Os mestres – das freirinhas de Araraquara
aos Prêmios Nobel de Berkeley
os caminhos da leitura –
as histórias em quadrinhos, Monteiro Lobato,
as aventuras do homem da selva de Edgar Rice Buroughs,
e dos marinheiros de Rafael Sabatini.
A descoberta da literatura brasileira e a revelação da poesia –
Mario de Andrade, que eu quase conheci,
Manuel Bandeira que me deu suas Poesias Completas,
Mario Quintana, Cecília Meirelles, Cora Coralina.
E os estrangeiros (estrangeiros?) – Cardarelli, Ungaretti,
Walt Whitman, Langston Hughes, David H. Lawrence, T.S. Eliot
Rupert Brooke – o que morreu em campos de Flandres, onde cresce a relva
os quatro “poêtes maudits” e tantos outros
que continuam ao alcance das mãos e dos olhos.
As cidades e as ruas que percorri –
as vielas mal calçadas de Roma e Paris,
as pontes de Genebra,
a vastidão fria da Praça Vermelha e da Praça da Paz (?)

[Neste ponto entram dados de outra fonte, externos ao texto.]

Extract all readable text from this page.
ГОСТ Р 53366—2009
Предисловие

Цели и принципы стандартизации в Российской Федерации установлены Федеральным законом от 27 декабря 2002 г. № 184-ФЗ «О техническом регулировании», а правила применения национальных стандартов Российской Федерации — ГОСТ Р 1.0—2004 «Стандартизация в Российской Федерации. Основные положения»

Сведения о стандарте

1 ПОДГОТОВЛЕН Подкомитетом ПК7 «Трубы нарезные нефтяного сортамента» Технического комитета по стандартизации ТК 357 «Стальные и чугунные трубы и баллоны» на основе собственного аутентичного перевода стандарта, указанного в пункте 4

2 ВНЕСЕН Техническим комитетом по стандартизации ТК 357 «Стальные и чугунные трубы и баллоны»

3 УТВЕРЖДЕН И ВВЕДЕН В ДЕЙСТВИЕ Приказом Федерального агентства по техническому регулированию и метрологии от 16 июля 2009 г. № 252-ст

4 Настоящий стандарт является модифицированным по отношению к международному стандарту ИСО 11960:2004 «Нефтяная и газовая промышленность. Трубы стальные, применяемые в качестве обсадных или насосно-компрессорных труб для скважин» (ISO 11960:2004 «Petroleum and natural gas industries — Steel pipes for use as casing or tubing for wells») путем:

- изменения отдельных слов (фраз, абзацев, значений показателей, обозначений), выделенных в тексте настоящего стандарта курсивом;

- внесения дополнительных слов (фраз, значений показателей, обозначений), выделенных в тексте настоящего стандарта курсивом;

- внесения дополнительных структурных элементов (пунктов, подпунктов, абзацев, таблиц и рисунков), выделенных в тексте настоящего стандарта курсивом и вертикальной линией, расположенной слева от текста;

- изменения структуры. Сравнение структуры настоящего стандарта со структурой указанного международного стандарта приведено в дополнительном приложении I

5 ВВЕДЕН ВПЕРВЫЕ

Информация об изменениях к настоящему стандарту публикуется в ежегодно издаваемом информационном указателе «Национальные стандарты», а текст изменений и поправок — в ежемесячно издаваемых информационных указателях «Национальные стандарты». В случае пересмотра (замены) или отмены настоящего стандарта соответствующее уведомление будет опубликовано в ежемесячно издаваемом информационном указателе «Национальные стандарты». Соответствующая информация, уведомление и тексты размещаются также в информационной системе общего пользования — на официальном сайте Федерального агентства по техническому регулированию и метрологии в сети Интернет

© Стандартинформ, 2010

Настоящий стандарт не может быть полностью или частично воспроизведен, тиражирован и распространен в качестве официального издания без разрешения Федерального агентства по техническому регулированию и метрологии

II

as luzes e o formigueiro da Ginza,
as calles com casas sem telhado de Lima,
Market de São Francisco, Canal Street de New Orleans,
o Central Park e os (quantos) aeroportos,
as colinas de Lisboa e os paseos de Madrid,
o Zocalo da Ciudad do México,
os balcões (filigrana em madeira) das casas de Bogotá e Medellín
e de granito duro de Santiago e Valparaiso,
contaponto para as flores de Vina del Mar
Mais perto, as ruas de Araraquara
calçadas de paralelepípedos duros,
moles os corações dos vizinhos e dos não tão vizinhos,
a Rua do Porto e a Carlos Botelho de Piracicab
que leva ao Campus mais bonito do mundo
o da minha Escola Agrícola de sempre.
A celulose das árvores que foram cortadas
para o papel do muito (demasiado) que escrevi
ou publiquei –
as postilas escritas para aprender,
os livros escritos para ensinar,
os livros editados, vertidos e traduzidos para línguas
que eu não sei nem ler e nem escrever
Mas que alguém está lendo neste “mundo vasto mundo”
Uma outra verdade nova ( ou mentira interina)

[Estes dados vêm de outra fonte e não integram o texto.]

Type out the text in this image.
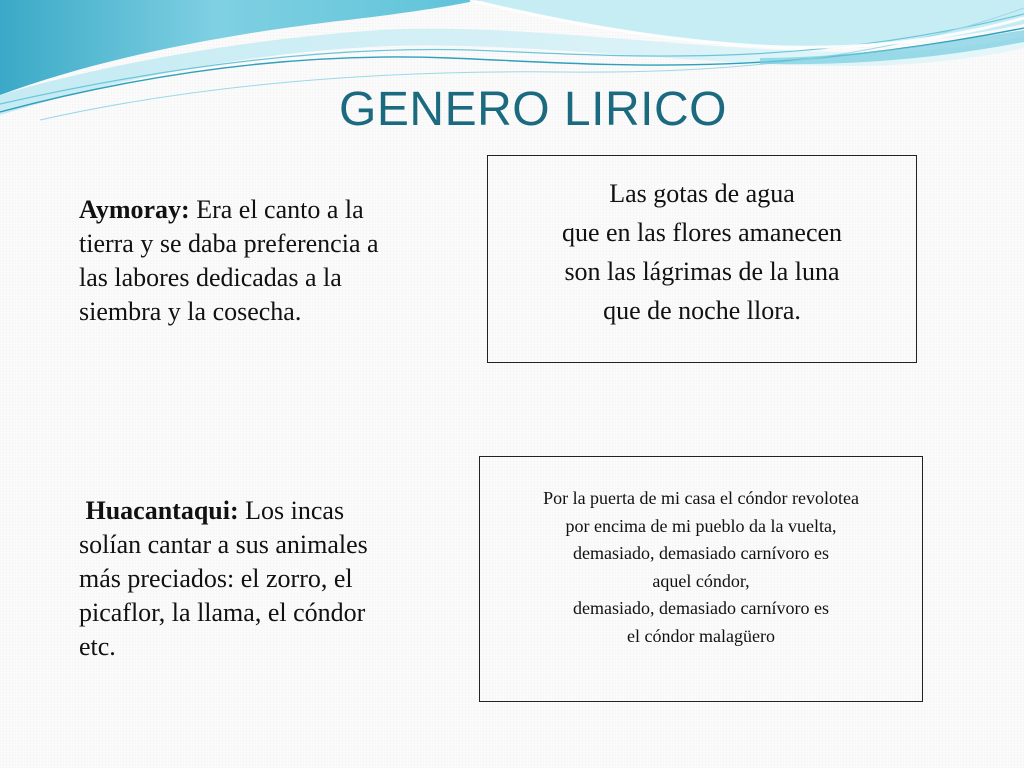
GENERO LIRICO
Aymoray: Era el canto a la tierra y se daba preferencia a las labores dedicadas a la siembra y la cosecha.
Las gotas de agua
que en las flores amanecen
son las lágrimas de la luna
que de noche llora.
Huacantaqui: Los incas solían cantar a sus animales más preciados: el zorro, el picaflor, la llama, el cóndor etc.
Por la puerta de mi casa el cóndor revolotea
por encima de mi pueblo da la vuelta,
demasiado, demasiado carnívoro es
aquel cóndor,
demasiado, demasiado carnívoro es
el cóndor malagüero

que com pesquisa e experimentação se me revelou
os alunos todos – quantos não sei –
que repartiram comigo a alegria da busca da verdade,
na maioria das vezes,
e o desapontamento de uma ou outra frustração.

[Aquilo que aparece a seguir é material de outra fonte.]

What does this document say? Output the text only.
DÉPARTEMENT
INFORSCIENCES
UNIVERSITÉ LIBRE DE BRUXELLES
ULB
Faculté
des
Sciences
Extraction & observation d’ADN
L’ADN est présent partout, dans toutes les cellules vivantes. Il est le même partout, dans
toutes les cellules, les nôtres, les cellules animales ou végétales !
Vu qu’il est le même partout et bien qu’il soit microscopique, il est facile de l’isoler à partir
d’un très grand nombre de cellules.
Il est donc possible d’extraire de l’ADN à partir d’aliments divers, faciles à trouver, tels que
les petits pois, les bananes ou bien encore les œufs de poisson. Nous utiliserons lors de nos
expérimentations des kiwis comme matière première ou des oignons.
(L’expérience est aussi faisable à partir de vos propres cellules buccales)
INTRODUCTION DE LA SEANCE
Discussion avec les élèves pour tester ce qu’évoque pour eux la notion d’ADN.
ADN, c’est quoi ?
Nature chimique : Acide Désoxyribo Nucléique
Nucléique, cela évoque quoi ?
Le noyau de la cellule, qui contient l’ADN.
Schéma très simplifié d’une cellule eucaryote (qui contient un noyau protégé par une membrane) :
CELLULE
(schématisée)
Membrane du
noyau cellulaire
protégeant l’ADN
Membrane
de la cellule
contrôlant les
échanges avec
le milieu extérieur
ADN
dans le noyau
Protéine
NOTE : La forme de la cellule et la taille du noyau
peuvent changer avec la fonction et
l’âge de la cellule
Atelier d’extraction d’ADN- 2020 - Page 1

Passam no cine de minha memória,
em preto e branco e em cores depois
os colegas de Escola
os poucos que restam, os muitos que se foram
Por esta contemplação sem ordem, cronologia ou geografia
passa a sucessão das estações do ano que vejo
nas plantas e nas culturas –
germinações, brotações, colheita – vida plena e vida suspensa –
e sobretudo na sucessão das cores
o arco íris da primavera e do verão,
o branco e o róseo das azaléias de inverno,
os ipês roxos, amarelos e depois brancos
junto com os bicos-de-papagaio –
e não há outras estações para as flores
Passam as calçadas de Araraquara –
lindas pedras de arenito róseo
substituídos por ladrilhos cinzentos sem nenhuma graça
Calçadas com cadeiras nas noites quentes
para as conversas dos vizinhos
e o copo de limonada –
café à noite tira o sono.
Calçadas para brincar de amarelinha e jogar “bat” –
não me lembro como se jogava “bat”.
Calçadas de terra batida para jogar bolinha de vidro
e pelada e sujar a roupa –
para o desespero das mães
que não havia máquina de lavar.
Passam ao longe as músicas amadas –
Bach, Mozart (o mais moço doa anjos), Beethoven
o pontilhismo de Debussy e Ravel,
as dissonâncias de Stravinsky, o erudito e o
popular, na mistura tão brasileira de Villa,
a suave batida da bossa nova –
Tom, Vinícius, Chico, João
Astrud, Elis, Dorival
cantando uma beleza às vezes triste –
como a vida.
Que mais tirar dos guardados do baú?
o pôr do sol através das árvores,
o amanhecer com o bem-te-vi,
o entardecer com o fogo-apagô,
a noite com a coruja do toco,
o cachorrinho abanando o rabo
e pedindo carinho –
a gatinha vira-lata lambendo os bigodes sujos de leite
o passar da sucessão dos cantos bissextos
tardes, manhãs, coisas, gente, anjos, a Virgem, Jesus
a amada ignota, apenas desenhada no papel.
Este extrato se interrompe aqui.